Who Is Waterkeeper: Theo Thomas, London Waterkeeper

Who Is Waterkeeper: Theo Thomas, London Waterkeeper

By: Thomas Hynes

Photo: Finn Beales

The city of London was founded nearly 2,000 years ago by the Romans, who initially called it Londinium. Since that time, London has established itself as one of the most historically significant, culturally important and densely populated cities in the world, home to nearly 9 million people. This ancient and crowded combination can pose a significant threat and many challenges to the city’s many waterways.

The River Thames is certainly the most widely known river in London, but it’s by no means the only one. There are over two dozen other rivers in the area that all flow into the Thames, as well several lakes, ponds, and canals.

When Theo Thomas formed London Waterkeeper in 2014, he could have easily been just the Thames Riverkeeper. However, he didn’t want to overlook all those other waterbodies. He also saw an opportunity to make the connection that upstream pollution affects not just the Thames, but really the whole of London.

Before forming London Waterkeeper, Theo worked for a more traditional environmental organization that had him ‘on and around’ rivers. His work there was centered around mitigation and cleanups, but rarely focused on any of the root causes, or anything systemic. When he learned about the Waterkeeper movement, he saw an opportunity to pursue more effective and efficient advocacy work. It was specifically the notion of people speaking up for their rivers that inspired him most.

Photo: Finn Beales

“I thought there needs to be an independent organization that doesn’t take funding from water companies and doesn’t have a conflict of interest, one that can operate in a way that candidly puts pressure on the authorities. I didn’t want to have just another charity,” says Theo. “Being part of Waterkeeper Alliance’s global network, to learn from them, connect with them, and have solidarity with them, that really spoke to me.”

Working to protect a jurisdiction that is home to millions of people in a city that is thousands of years old has presented Theo with plenty of challenges. One of the main threats to the health of London’s waterways is combined sewer overflow and storm runoff.

In 2013, the government informed water companies that they would need to fit all their overflow sites with monitors so they knew how frequently they discharged.
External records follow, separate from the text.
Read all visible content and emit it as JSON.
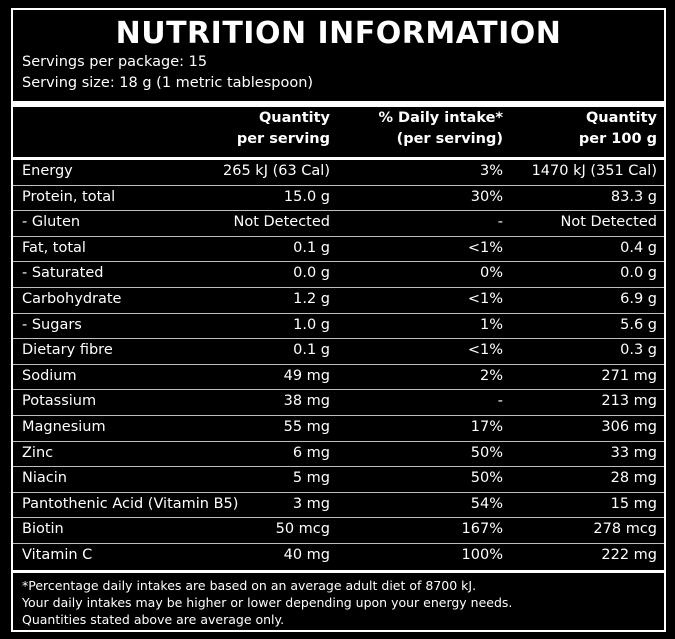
{
  "title": "NUTRITION INFORMATION",
  "servings_per_package": "Servings per package: 15",
  "serving_size": "Serving size: 18 g (1 metric tablespoon)",
  "headers": {
    "per_serving": [
      "Quantity",
      "per serving"
    ],
    "daily_intake": [
      "% Daily intake*",
      "(per serving)"
    ],
    "per_100g": [
      "Quantity",
      "per 100 g"
    ]
  },
  "rows": [
    {
      "name": "Energy",
      "per_serving": "265 kJ (63 Cal)",
      "daily": "3%",
      "per_100g": "1470 kJ (351 Cal)"
    },
    {
      "name": "Protein, total",
      "per_serving": "15.0 g",
      "daily": "30%",
      "per_100g": "83.3 g"
    },
    {
      "name": "- Gluten",
      "per_serving": "Not Detected",
      "daily": "-",
      "per_100g": "Not Detected"
    },
    {
      "name": "Fat, total",
      "per_serving": "0.1 g",
      "daily": "<1%",
      "per_100g": "0.4 g"
    },
    {
      "name": "- Saturated",
      "per_serving": "0.0 g",
      "daily": "0%",
      "per_100g": "0.0 g"
    },
    {
      "name": "Carbohydrate",
      "per_serving": "1.2 g",
      "daily": "<1%",
      "per_100g": "6.9 g"
    },
    {
      "name": "- Sugars",
      "per_serving": "1.0 g",
      "daily": "1%",
      "per_100g": "5.6 g"
    },
    {
      "name": "Dietary fibre",
      "per_serving": "0.1 g",
      "daily": "<1%",
      "per_100g": "0.3 g"
    },
    {
      "name": "Sodium",
      "per_serving": "49 mg",
      "daily": "2%",
      "per_100g": "271 mg"
    },
    {
      "name": "Potassium",
      "per_serving": "38 mg",
      "daily": "-",
      "per_100g": "213 mg"
    },
    {
      "name": "Magnesium",
      "per_serving": "55 mg",
      "daily": "17%",
      "per_100g": "306 mg"
    },
    {
      "name": "Zinc",
      "per_serving": "6 mg",
      "daily": "50%",
      "per_100g": "33 mg"
    },
    {
      "name": "Niacin",
      "per_serving": "5 mg",
      "daily": "50%",
      "per_100g": "28 mg"
    },
    {
      "name": "Pantothenic Acid (Vitamin B5)",
      "per_serving": "3 mg",
      "daily": "54%",
      "per_100g": "15 mg"
    },
    {
      "name": "Biotin",
      "per_serving": "50 mcg",
      "daily": "167%",
      "per_100g": "278 mcg"
    },
    {
      "name": "Vitamin C",
      "per_serving": "40 mg",
      "daily": "100%",
      "per_100g": "222 mg"
    }
  ],
  "footnotes": [
    "*Percentage daily intakes are based on an average adult diet of 8700 kJ.",
    "Your daily intakes may be higher or lower depending upon your energy needs.",
    "Quantities stated above are average only."
  ],
  "colors": {
    "background": "#000000",
    "text": "#ffffff",
    "rule": "#ffffff",
    "row_divider": "#bdbdbd"
  }
}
They began that work in 2016. London’s sewers are managed by a private company, Thames Water, which also happens to be a monopoly. In 2017 London Waterkeeper asked the company to put the overflows online, in real-time, via a map. Theo also rallied supporters and helped generate additional requests from over 700 people.

Thames Water eventually agreed to meet with London Waterkeeper. However, three years later the live data still wasn’t online. Thames Water continued to stall, so a formal complaint to the information regulator followed. The regulator declined to act so London Waterkeeper prepared to start a Judicial Review against the water company.  At a meeting in June 2021, Thames Water finally agreed to meet London Waterkeeper’s request, and in January 2023, an up-to-the-minute storm discharge map finally appeared online.

Making it public can help awareness, but it can also drive investment,” says Theo. “This effort has led us to discover lots of places without permits or monitors and they’re now all online.”

Previously, Thames Water said they had only 468 sewer overflows locations. After reviewing, at London Waterkeeper’s behest, they discovered that number was actually nearer to 600. Just last December, London Waterkeeper got Thames Water to admit they had 128 additional discharge locations that had no monitors or permits.  Thames Water initially hid this, but London residents, and their smartphone footage, showed the reality.

“You don’t need a lot of science tests to understand that a water body isn’t healthy,” says Theo. “If there are no fish and it’s murky, it’s a good indicator that it’s not right.”

Photo: Finn Beales

Theo believes the next step is to stop  rain from getting into the sewer in the first place. He sees green infrastructure and sustainable drainage as viable solutions to the problem of sewer overflow events by creating more places for rain to be absorbed close to where it falls.  It would also make neighborhoods nicer, as this type green infrastructure usually means trees and plantings. Sadly, it seems that Thames Water is only planning to use this greener approach for about 6% of sewer overflows in London. Not surprisingly, Theo has asked to take a closer look at the water company’s plans.

“Underpinning all the problems is always a lack of accountability. Every problem is a matter of authorities getting away with something they shouldn’t be doing,” says Theo. “Having the data, knowing the law, and putting the right pressure allows us to be effective. It’s not an opinion. It’s facts, laws. It’s clear we’re right. And if it was just us doing it, that would be fine. But the more people that get involved, the more effective it becomes.”

Theo sees these efforts as beneficial in multiple ways. Aside from the many benefits this kind of transparency and accountability has given Londoners, it’s also been an empowering experience for London Waterkeeper and their supporters. Taking Thames Water to task allowed people to build up their advocacy skills, and get away from being reactive and just fretting about all the bad things that happen.

“If nothing gets done and nothing is investigated, it makes people feel powerless, downtrodden and disillusioned,” says Theo. “But, the better the data, and the better the transparency, the better the solutions will be.”